Four minutes short of an hour is way too long for an album. But Georgia four-piece Reptar obviously think that 56 minutes is an appropriate time frame to showcase their bumbling funk, content grooves and more timid samples. However, the term 'background music' kicks in about 35 minutes through. 'Body Faucet' is buzzy with a breezy feel of experimentation, making them members of the Friendly Fires/Vampire Weekend/Foster The People club. But not fully-fledged members just yet.
The limp plea of 'Please Don't Kill Me' is made less ridiculous with the brass section and tribal beat that will tempt a few dances to occur within a crowd. 'Orifice Origami' begins with the ultra deep repetition of one syllable, 'bo.' It sounds like some sort of homage to 70's glam rockers Mud and their Christmas hit 'Lonely This Christmas.' This noise channels its away through the verses, giving the track an unusual extension of the conventional drum beat. It ends with a minimalistic space-like atmosphere of vibration effects. 'Houseboat Babies' boasts a varied vocal and springing synth, a bit MGMT-ish.

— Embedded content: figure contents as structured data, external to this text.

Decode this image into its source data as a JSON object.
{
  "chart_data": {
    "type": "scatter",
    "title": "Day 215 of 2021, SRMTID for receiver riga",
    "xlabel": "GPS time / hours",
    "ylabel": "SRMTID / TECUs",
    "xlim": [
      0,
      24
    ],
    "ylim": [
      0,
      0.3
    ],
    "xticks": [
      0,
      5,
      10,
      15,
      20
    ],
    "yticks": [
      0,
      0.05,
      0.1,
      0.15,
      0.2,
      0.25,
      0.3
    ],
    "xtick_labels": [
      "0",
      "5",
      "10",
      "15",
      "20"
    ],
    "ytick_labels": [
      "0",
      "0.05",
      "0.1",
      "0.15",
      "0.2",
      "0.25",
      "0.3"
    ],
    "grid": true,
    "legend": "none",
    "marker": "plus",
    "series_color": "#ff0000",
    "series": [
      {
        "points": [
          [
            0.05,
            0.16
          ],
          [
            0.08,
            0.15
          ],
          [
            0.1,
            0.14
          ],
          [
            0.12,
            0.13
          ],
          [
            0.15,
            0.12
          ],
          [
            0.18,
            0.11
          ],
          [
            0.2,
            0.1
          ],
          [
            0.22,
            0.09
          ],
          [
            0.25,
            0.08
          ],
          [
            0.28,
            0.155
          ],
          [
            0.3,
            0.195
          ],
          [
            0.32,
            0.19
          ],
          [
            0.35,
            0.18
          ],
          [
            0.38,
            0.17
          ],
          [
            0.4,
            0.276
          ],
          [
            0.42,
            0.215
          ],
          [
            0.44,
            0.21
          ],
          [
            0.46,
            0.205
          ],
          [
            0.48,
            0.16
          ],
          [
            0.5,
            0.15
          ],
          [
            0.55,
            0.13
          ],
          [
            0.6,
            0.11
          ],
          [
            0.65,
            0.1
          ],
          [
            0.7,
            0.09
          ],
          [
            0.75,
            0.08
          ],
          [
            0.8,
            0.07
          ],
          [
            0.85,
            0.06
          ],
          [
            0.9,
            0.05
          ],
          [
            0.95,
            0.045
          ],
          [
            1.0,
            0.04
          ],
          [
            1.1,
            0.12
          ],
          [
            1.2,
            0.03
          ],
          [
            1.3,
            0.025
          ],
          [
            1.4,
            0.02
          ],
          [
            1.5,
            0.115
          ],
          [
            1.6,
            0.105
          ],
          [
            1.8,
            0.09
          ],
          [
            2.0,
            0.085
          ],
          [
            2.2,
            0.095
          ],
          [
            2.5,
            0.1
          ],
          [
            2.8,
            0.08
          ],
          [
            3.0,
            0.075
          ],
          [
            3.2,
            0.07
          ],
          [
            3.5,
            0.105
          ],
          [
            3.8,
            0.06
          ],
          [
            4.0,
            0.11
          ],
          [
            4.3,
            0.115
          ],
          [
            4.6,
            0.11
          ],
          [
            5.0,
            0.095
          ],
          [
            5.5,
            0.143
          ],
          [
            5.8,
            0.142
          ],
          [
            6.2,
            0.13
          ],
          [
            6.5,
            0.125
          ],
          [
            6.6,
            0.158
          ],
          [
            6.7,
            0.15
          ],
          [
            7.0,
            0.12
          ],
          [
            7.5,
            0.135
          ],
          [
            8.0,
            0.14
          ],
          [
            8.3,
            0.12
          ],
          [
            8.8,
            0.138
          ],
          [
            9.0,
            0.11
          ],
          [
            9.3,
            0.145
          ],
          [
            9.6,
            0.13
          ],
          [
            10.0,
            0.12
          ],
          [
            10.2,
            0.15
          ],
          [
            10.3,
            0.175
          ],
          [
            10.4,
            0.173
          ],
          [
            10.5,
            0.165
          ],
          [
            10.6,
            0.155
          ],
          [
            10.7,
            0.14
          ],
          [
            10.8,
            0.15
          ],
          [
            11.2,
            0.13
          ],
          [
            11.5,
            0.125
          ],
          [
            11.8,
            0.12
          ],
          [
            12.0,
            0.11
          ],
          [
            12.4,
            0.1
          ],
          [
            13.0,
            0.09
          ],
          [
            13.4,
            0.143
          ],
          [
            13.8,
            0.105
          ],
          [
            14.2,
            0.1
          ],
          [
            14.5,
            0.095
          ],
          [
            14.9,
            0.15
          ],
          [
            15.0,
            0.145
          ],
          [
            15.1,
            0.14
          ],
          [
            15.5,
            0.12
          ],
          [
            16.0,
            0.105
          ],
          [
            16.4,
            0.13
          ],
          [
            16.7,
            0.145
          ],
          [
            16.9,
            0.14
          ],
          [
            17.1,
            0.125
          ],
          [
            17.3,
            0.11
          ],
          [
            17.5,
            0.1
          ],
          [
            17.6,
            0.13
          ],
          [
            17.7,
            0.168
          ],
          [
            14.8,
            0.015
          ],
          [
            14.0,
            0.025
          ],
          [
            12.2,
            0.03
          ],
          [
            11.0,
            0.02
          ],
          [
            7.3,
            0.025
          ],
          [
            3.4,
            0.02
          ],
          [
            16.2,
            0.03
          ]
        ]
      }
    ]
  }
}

'Sebastian' (whoever he is) oh hang on, bassist Ryan Engelberger explains on the band's website how 'Sebastian' is 'named after a saint who became a gay icon.' The track also has a plot about 'experiencing, then remembering, a sexual awakening with a close friend.' Well, that wouldn't have been the meaning that came to attention. The same goes for 'Ghost Bike' where it apparently, 'captures the space between witnessing a friend's death and surviving it.' Under the surface, there's more to this album. Engelberger believes, 'The record feels like a big dream with different chapters.' This does have some truth; the daydreams seem to trickle along from start to finish. With these tracks having a meaning, it makes the album have a bit more power. This makes up for some of the pointless sounds made and brings maturity to compensate for their childish namesake, Reptar.
A couple of tracks towards the end of the hour like, 'Water Runs' and 'Three Shining Suns' (ooh that rhymes) don't really give anything to the album. That's ten minutes that could've been knocked off the final count. This album is one big dream, but one that has gone on into a long lie in and consequently spiraled off in to many complicated tangents. There are some worthy songs amongst the mix but had it been refined it would have saved some mild boredom.